If the militant group’s claim are confirmed, the Iraqi government may be facing turbulent times ahead, say analysts.

“Baiji supplies a third of Iraq’s gasoline consumption and provides a tenth of the country’s power demands. If reports regarding Baiji are confirmed, the Iraqi government will have to increase its import of gasoline,” Justin Dargin, energy and Middle East scholar at the University of Oxford, told Middle East Eye.

"The government sells fuel at prices far below those on global markets. If refining in Baiji is halted, Iraq will be forced to import gasoline and diesel fuel at high international prices and distribute them for sale at very low domestic prices, creating a huge loss for the state," Jim Krane, fellow for energy studies at Rice University's Baker Institute, told MEE. 
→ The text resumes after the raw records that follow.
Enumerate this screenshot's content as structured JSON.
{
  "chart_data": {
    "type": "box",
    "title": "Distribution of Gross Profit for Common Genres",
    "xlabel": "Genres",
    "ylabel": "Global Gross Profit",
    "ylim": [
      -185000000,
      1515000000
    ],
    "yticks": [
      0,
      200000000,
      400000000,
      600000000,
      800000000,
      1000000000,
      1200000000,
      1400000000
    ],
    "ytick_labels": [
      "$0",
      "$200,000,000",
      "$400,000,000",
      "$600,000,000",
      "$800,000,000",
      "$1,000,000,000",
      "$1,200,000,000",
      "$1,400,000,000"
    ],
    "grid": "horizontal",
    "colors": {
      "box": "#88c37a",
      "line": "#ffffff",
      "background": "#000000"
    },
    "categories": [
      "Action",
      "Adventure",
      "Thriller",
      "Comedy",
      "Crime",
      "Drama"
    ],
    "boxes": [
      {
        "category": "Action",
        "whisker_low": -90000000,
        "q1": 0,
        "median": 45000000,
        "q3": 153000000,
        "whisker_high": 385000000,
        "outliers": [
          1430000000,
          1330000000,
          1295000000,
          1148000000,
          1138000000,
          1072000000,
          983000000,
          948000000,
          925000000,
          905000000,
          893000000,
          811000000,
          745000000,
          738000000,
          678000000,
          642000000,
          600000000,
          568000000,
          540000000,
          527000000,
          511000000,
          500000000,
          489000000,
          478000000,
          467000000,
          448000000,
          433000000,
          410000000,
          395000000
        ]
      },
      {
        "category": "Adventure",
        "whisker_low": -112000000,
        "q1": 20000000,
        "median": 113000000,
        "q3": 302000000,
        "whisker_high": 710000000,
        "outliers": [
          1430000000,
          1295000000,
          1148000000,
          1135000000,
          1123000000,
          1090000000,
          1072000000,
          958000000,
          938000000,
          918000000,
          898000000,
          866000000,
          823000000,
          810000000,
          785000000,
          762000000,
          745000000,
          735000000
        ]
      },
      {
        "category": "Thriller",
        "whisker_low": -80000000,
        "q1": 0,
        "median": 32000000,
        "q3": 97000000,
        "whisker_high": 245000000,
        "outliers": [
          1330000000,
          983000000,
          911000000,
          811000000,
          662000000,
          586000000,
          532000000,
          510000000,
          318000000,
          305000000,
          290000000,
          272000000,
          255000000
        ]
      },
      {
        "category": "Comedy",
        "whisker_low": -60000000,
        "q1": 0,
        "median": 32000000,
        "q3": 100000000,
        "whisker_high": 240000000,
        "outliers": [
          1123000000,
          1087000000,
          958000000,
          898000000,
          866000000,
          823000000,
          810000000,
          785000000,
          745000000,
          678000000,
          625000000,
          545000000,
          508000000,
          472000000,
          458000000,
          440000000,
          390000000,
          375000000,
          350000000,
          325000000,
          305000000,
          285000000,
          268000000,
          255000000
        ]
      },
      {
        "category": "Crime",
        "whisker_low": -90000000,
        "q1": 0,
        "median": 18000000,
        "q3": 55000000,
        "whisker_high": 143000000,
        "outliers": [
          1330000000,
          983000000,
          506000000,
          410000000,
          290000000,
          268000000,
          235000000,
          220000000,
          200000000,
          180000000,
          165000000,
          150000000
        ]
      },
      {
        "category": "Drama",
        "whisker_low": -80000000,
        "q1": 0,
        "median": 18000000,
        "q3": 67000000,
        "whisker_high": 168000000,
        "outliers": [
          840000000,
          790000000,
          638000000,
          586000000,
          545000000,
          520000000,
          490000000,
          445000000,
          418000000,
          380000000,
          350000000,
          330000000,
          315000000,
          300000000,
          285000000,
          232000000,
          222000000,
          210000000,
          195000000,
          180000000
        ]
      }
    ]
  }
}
Even if IS rebels’ claims are not verified, the IS-affiliated insurgency which seized vast swaths of land in northern Iraq since 15 June, threatens to derail the Iraqi government’s economic plans.

Iraq currently pumps around 3.3 million barrels of crude a day and had been expected to reach 8 million barrels by 2035, according to the Paris-based International Energy Agency.

“Iraq has plans – requiring $58bn in investment - to increase its oil production dramatically, and rival Saudi Arabia and Iran on the international market. Because of the insurgency, the Iraqi government will have to redirect its finances towards the security services,” added Dargin.

The fear is now that the Iraqi crisis may destabilise international oil markets. It has already lead to an increase in price, although hikes have so far not been on the scale seen in previous Middle East conflicts, such as the jump markets experienced during the Libyan revolution in 2011.

“The collapse of Iraq would bring an international oil crisis,” Dragan Vuckovic, president of Mediterranean International, an oil service company that supplies state oil companies in Iraq, told the New York Times.

“It would mean crude oil would go up to $150 a barrel. It could spread unrest to Saudi Arabia and Kuwait.”